I’d like to propose a similar conclusion for casual games, with a tentative but earnest glimmer of optimism. Games offer a way to simulate and view complex systems from the outside, to pick them up and play with them as a child might play with a toy machine, to understand what they are able to do and where they are broken. The process of coming to understand the levers and gears of a game—what game designer and theorist Ian Bogost calls a game’s “procedural rhetoric”—is an opportunity for cognitive estrangement from familiar systems of labor, a way to understand dynamic networks and nuanced relations with a fresh set of eyes.
Quietly and perhaps unintentionally subversive, Diner Dash and Kim Kardashian: Hollywood approximate a first step toward naming and honoring the processes by which affective labor is extracted from workers. Even in their simplicity and mundanity the games operate as instruction manuals, teaching and training their players how to relate to the emotionally demanding work in their lives. By blurring the boundary between work and play, including the literal quantification of affect in hearts and happiness meters, Kim and Flo teach their players to value immaterial forms of labor alongside the production of objects, feminist work akin to the manifestos and pamphlets that the International Wages for Housework Campaign was spearheading in 1970s Italy.

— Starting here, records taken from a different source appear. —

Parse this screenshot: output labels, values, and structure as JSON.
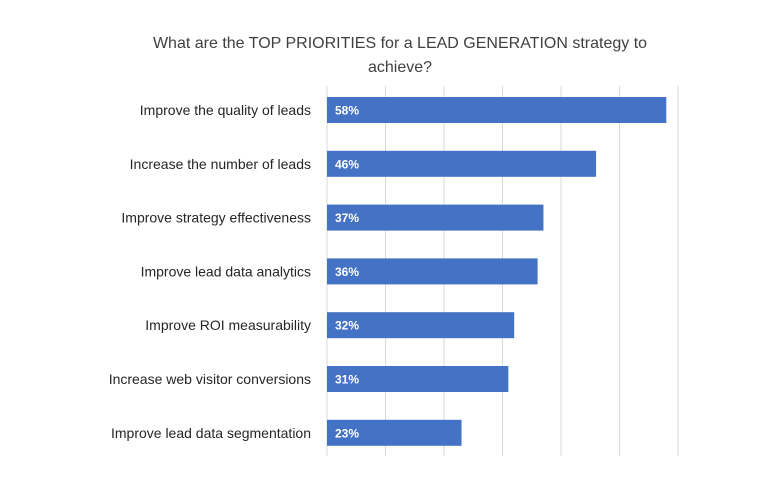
{
  "chart_data": {
    "type": "bar",
    "orientation": "horizontal",
    "title": "What are the TOP PRIORITIES for a LEAD GENERATION strategy to achieve?",
    "categories": [
      "Improve the quality of leads",
      "Increase the number of leads",
      "Improve strategy effectiveness",
      "Improve lead data analytics",
      "Improve ROI measurability",
      "Increase web visitor conversions",
      "Improve lead data segmentation"
    ],
    "values": [
      58,
      46,
      37,
      36,
      32,
      31,
      23
    ],
    "value_labels": [
      "58%",
      "46%",
      "37%",
      "36%",
      "32%",
      "31%",
      "23%"
    ],
    "xlim": [
      0,
      60
    ],
    "x_gridlines": [
      0,
      10,
      20,
      30,
      40,
      50,
      60
    ],
    "grid": true,
    "legend": "none",
    "bar_color": "#4472C4",
    "grid_color": "#D9D9D9"
  }
}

When Silvia Federici wrote Wages against Housework, she wasn’t calling for hourly wages for housewives as an end in itself, and this is key—she wanted recognition of housework as labor specifically to bring it into the realm of things that can be refused and revolted against. To radically reorganize affection, love, and care in the labor market is no simple task, and Diner Dash and Kim Kardashian: Hollywood certainly offer no solutions. What they do offer is a first suggestion, incredible in its existence on a mass-market scale: to make affective labor count, to think critically about our fraught relationships with our work, and to playfully reimagine what might be.